At the University of Texas in Dallas, endocrinologist Bruce Carr is studying heart disease and looking for new drugs to reduce cholesterol. In the laboratory, he exposes fetal liver tissues to hormones and other drugs, and then studies how the chemicals alter the cells’ ability to produce cholesterol.

“Such studies are a critical factor in research in virtually every major disease category,” McCarthy noted in an interview before the NIH ban was announced.

Only a “handful” of researchers are studying the potential use of fetal cells in human therapy, primarily for diabetes and Parkinson’s, he added.
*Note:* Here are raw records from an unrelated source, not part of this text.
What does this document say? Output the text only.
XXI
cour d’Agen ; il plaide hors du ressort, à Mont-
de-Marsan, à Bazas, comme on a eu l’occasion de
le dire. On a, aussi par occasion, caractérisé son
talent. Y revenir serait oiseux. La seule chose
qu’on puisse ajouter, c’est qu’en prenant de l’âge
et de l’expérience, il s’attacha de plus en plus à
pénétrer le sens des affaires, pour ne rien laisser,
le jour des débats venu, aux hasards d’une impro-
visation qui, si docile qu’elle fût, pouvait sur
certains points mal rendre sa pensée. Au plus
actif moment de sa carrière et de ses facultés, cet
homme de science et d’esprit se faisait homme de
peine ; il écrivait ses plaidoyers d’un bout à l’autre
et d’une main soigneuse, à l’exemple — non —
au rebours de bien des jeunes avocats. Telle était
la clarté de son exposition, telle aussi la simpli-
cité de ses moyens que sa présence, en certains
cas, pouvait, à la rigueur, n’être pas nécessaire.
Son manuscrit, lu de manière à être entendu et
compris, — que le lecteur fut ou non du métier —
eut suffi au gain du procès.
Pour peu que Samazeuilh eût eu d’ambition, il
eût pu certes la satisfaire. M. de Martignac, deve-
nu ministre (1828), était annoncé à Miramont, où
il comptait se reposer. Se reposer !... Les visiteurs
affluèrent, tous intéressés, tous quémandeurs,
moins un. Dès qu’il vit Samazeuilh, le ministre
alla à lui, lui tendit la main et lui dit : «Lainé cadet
Three U.S. research groups have implanted fetal pancreatic cells in 48 diabetics, and one of the teams, Alameda-based Hana Biologics Inc., plans to implant laboratory-grown fetal pancreatic cells in another 120 diabetics in the fall. As many as 100 diabetics in China have also been treated with fetal pancreas cells, according to endocrinologist John A. Colwell, president of the American Diabetes Assn. The Chinese have not yet announced their results.

McCarthy and other experts predict that U.S. researchers will soon begin using fetal brain cells as an experimental therapy for Parkinson’s disease. Within the last year, more than 100 U.S. Parkinson’s victims have had at least some of their characteristic tremors and limb rigidity alleviated after surgeons grafted part of their own adrenal glands into the brain, where the adrenal tissues secrete a hormone crucial to brain functioning.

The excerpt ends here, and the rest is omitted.